Suffice it to say, Verducci’s full column qualifies as a must-read not only for those who follow the Cubs and Indians but for all fans. The column is stuffed with quotes from Boras, other agents and executives about the rapidly escalating valuation of players and provides a good idea of what could be in store for baseball’s financial landscape.
- With Jake Arrieta and John Lackey scheduled to become free agents after the season, the Cubs could dangle second base/outfield prospect Ian Happ for pitching help, says FOX Sports’ Ken Rosenthal (video link). On the other hand, Rosenthal notes that Happ’s versatility likely means he isn’t as expendable to the Cubs as now-Royal Jorge Soler was. Happ, Law’s 46th-best prospect, has begun the year with a red-hot .293/.356/.683 line and five home runs in 45 plate appearances at Triple-A.
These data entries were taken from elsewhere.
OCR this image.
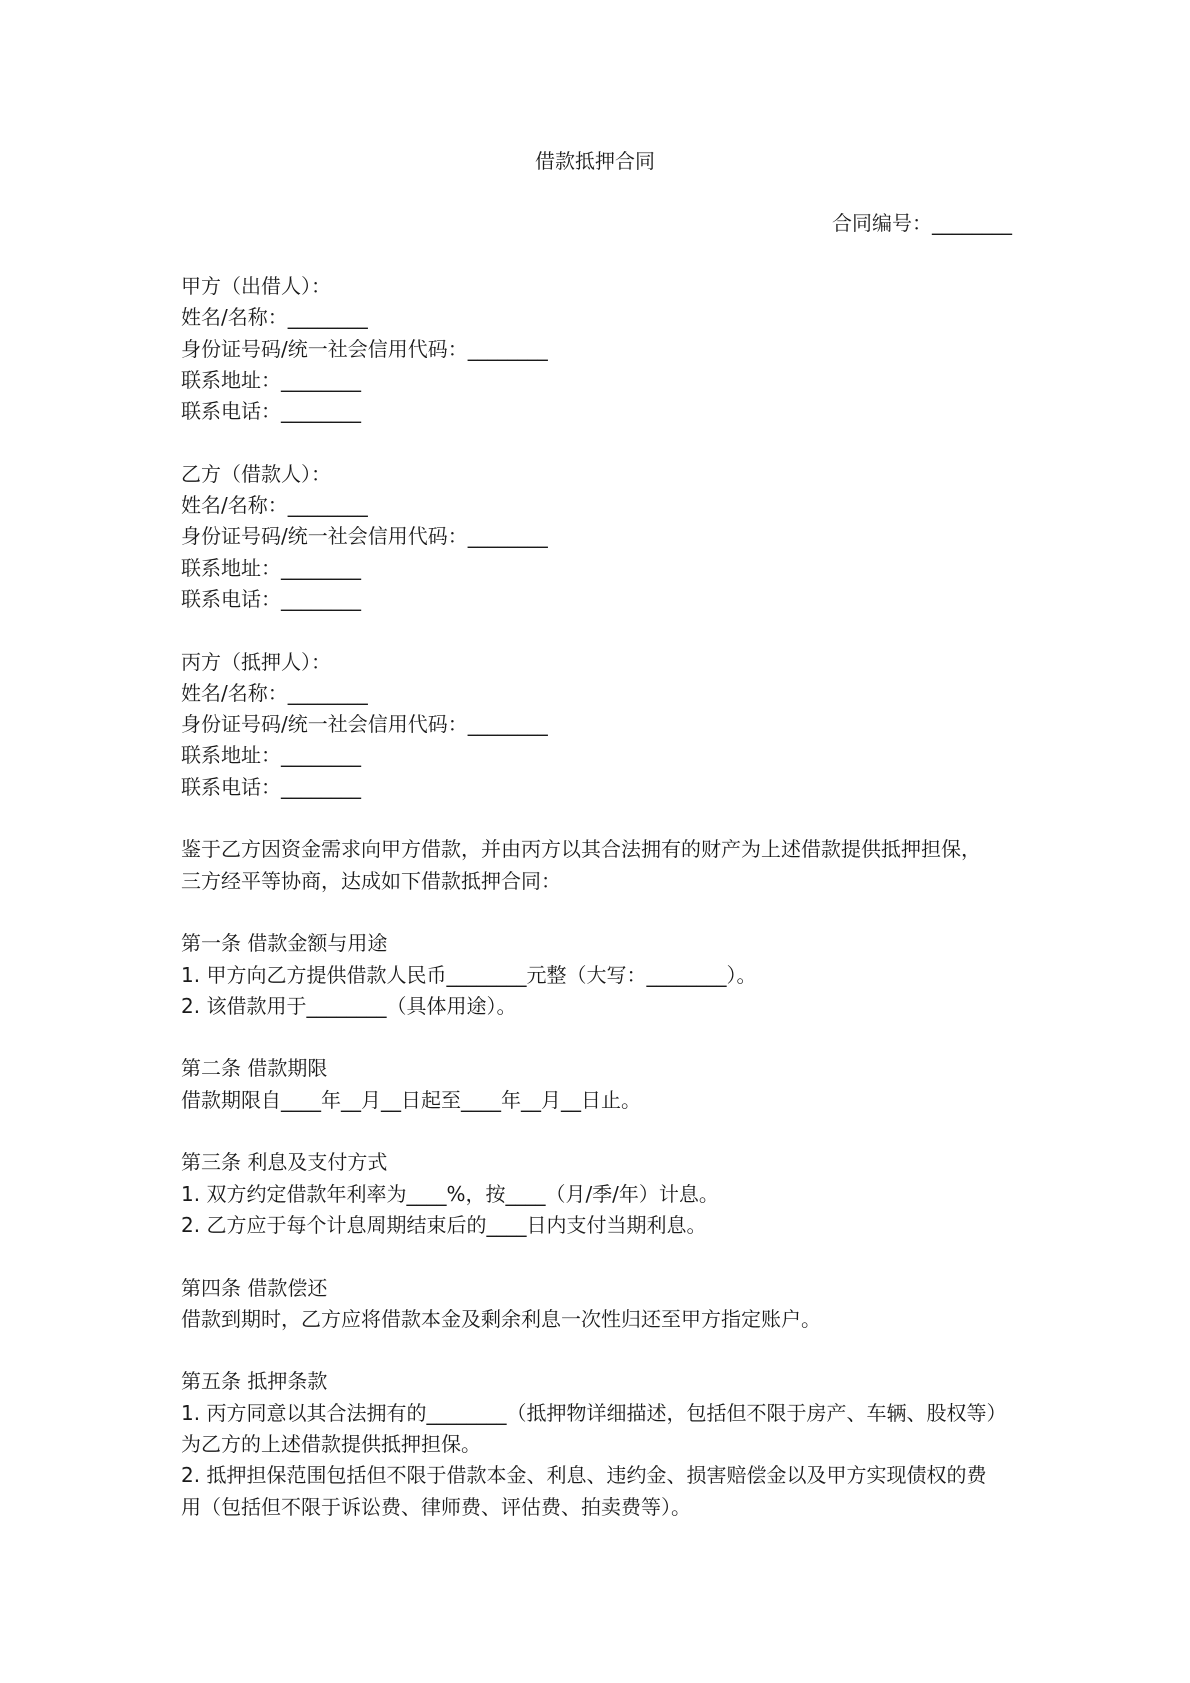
借款抵押合同
合同编号：________
甲方（出借人）：
姓名/名称：________
身份证号码/统一社会信用代码：________
联系地址：________
联系电话：________
乙方（借款人）：
姓名/名称：________
身份证号码/统一社会信用代码：________
联系地址：________
联系电话：________
丙方（抵押人）：
姓名/名称：________
身份证号码/统一社会信用代码：________
联系地址：________
联系电话：________
鉴于乙方因资金需求向甲方借款，并由丙方以其合法拥有的财产为上述借款提供抵押担保，
三方经平等协商，达成如下借款抵押合同：
第一条 借款金额与用途
1. 甲方向乙方提供借款人民币________元整（大写：________）。
2. 该借款用于________（具体用途）。
第二条 借款期限
借款期限自____年__月__日起至____年__月__日止。
第三条 利息及支付方式
1. 双方约定借款年利率为____%，按____（月/季/年）计息。
2. 乙方应于每个计息周期结束后的____日内支付当期利息。
第四条 借款偿还
借款到期时，乙方应将借款本金及剩余利息一次性归还至甲方指定账户。
第五条 抵押条款
1. 丙方同意以其合法拥有的________（抵押物详细描述，包括但不限于房产、车辆、股权等）
为乙方的上述借款提供抵押担保。
2. 抵押担保范围包括但不限于借款本金、利息、违约金、损害赔偿金以及甲方实现债权的费
用（包括但不限于诉讼费、律师费、评估费、拍卖费等）。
Patrick Mooney of CSN Chicago tells the interesting tale of how Kyle Schwarber put himself on the Cubs’ radar — with a big assist from longtime scout Stan Zielinski, who unfortunately passed away recently. Zielinski drew quite a picture of Schwarber upon seeing him in person, invoking none other than Babe Ruth and calling Schwarber “the best college bat I’ve seen in a long time” — adding, “and remember I’m so old I’ve seen a lot of them.” It’s an interesting read that’s well worth your time.
Cubs right-hander Jake Arrieta handled the Brewers on Sunday in a seven-inning, 10-strikeout showing, after which he downplayed concerns about his diminished velocity. “Where I’m at now in my career, I don’t worry about it, because I know that I’m smart enough to work around that,” Arrieta told reporters, including Patrick Mooney of CSN Chicago. “The velocity’s still good enough to get it by guys and to do certain things in certain situations with it.” The 31-year-old is clearly confident in his current stuff, but he does expect to regain his lost velocity. “When the 95-to-97 comes back, it’s going to be tough for teams. And it still is,” declared Arrieta, who has posted sterling numbers through two starts this year as he continues to make his case for a massive contract. Arrieta stands as arguably the majors’ top soon-to-be free agent.
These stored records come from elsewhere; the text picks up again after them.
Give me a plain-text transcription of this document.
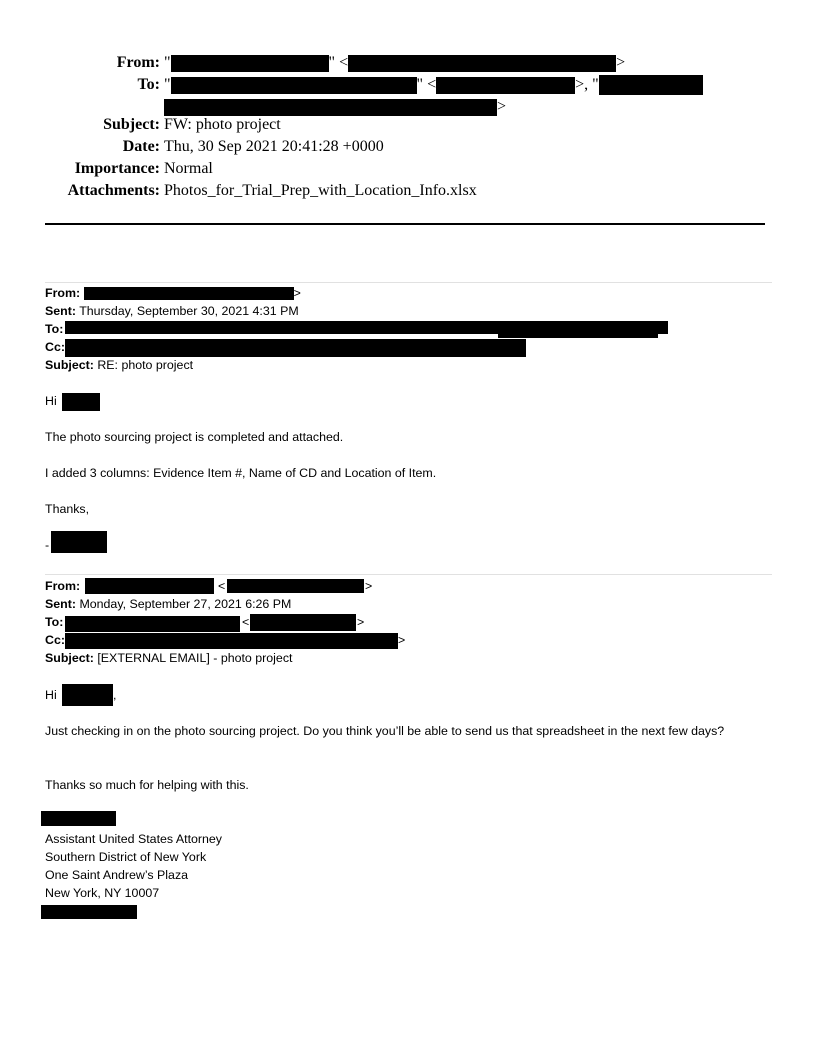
From: "	" <	>
To: "	" <	>, "
>
Subject: FW: photo project
Date: Thu, 30 Sep 2021 20:41:28 +0000
Importance: Normal
Attachments: Photos_for_Trial_Prep_with_Location_Info.xlsx
From:	>
Sent: Thursday, September 30, 2021 4:31 PM
To:
Cc:
Subject: RE: photo project
Hi
The photo sourcing project is completed and attached.
I added 3 columns: Evidence Item #, Name of CD and Location of Item.
Thanks,
-
From:	<	>
Sent: Monday, September 27, 2021 6:26 PM
To:	<	>
Cc:	>
Subject: [EXTERNAL EMAIL] - photo project
Hi	,
Just checking in on the photo sourcing project. Do you think you’ll be able to send us that spreadsheet in the next few days?
Thanks so much for helping with this.
Assistant United States Attorney
Southern District of New York
One Saint Andrew’s Plaza
New York, NY 10007
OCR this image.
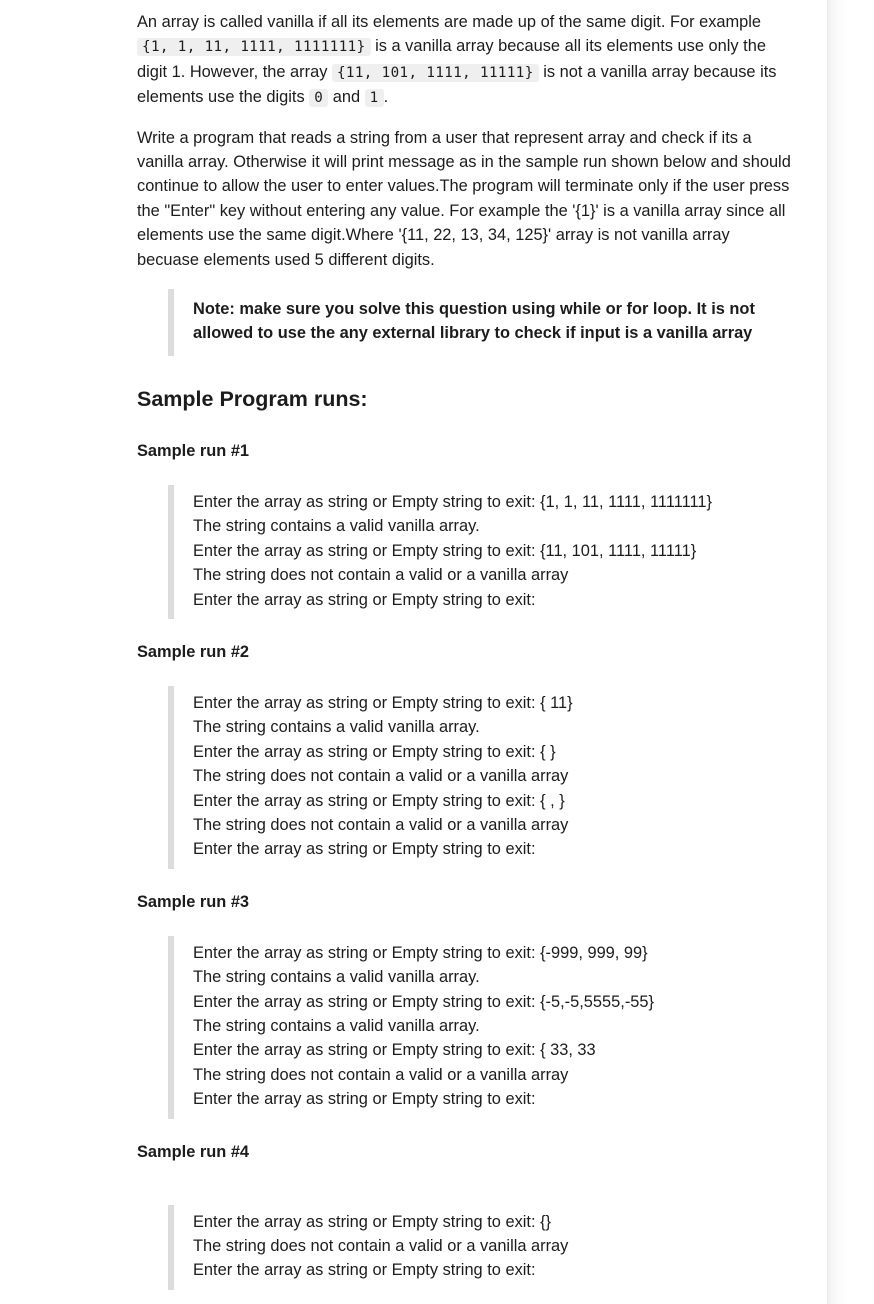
An array is called vanilla if all its elements are made up of the same digit. For example {1, 1, 11, 1111, 1111111} is a vanilla array because all its elements use only the digit 1. However, the array {11, 101, 1111, 11111} is not a vanilla array because its elements use the digits 0 and 1 .

Write a program that reads a string from a user that represent array and check if its a vanilla array. Otherwise it will print message as in the sample run shown below and should continue to allow the user to enter values.The program will terminate only if the user press the "Enter" key without entering any value. For example the '{1}' is a vanilla array since all elements use the same digit.Where '{11, 22, 13, 34, 125}' array is not vanilla array becuase elements used 5 different digits.

Note: make sure you solve this question using while or for loop. It is not allowed to use the any external library to check if input is a vanilla array
Sample Program runs:
Sample run #1
Enter the array as string or Empty string to exit: {1, 1, 11, 1111, 1111111}
The string contains a valid vanilla array.
Enter the array as string or Empty string to exit: {11, 101, 1111, 11111}
The string does not contain a valid or a vanilla array
Enter the array as string or Empty string to exit:
Sample run #2
Enter the array as string or Empty string to exit: { 11}
The string contains a valid vanilla array.
Enter the array as string or Empty string to exit: { }
The string does not contain a valid or a vanilla array
Enter the array as string or Empty string to exit: { , }
The string does not contain a valid or a vanilla array
Enter the array as string or Empty string to exit:
Sample run #3
Enter the array as string or Empty string to exit: {-999, 999, 99}
The string contains a valid vanilla array.
Enter the array as string or Empty string to exit: {-5,-5,5555,-55}
The string contains a valid vanilla array.
Enter the array as string or Empty string to exit: { 33, 33
The string does not contain a valid or a vanilla array
Enter the array as string or Empty string to exit:
Sample run #4
Enter the array as string or Empty string to exit: {}
The string does not contain a valid or a vanilla array
Enter the array as string or Empty string to exit:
- Although there has been skepticism toward Cubs outfielder Jason Heyward’s remade swing, the early returns on his offseason work have been promising, writes Jesse Rogers of ESPN.com. Heyward picked up a pair of hits, including a triple, in five at-bats Sunday, and he managed to put the ball in play with 95 mph-plus exit velocities in each trip to the plate. “I like his hands,” observed manager Joe Maddon. “I like his hands more involved right now. He’s getting started sooner, staying through the ball longer.” Heyward’s previous swing yielded a highly disappointing .230/.306/.325 line in 592 PAs last season, which came as a shock after the normally solid hitter inked an eight-year, $184MM contract in free agency.
Ben Zobrist started the majority of the Cubs’ regular-season games at second base in 2016, but Javier Baez is now in the process of becoming the team’s everyday option at the keystone, writes Patrick Mooney of CSN Chicago. Baez started all 17 of the Cubs’ playoff games at second last fall and has opened 2017 by lining up there in four of five contests, which has pushed Zobrist into a super-utility role. Manager Joe Maddon isn’t ready to declare Baez the Cubs’ starter at second, largely because of “all the versatility” the team’s position players possess. However, he admitted that “pretty much what you’ve seen to this point, I think, is like a good indicator of what we’re going to be able to do with everybody being healthy.”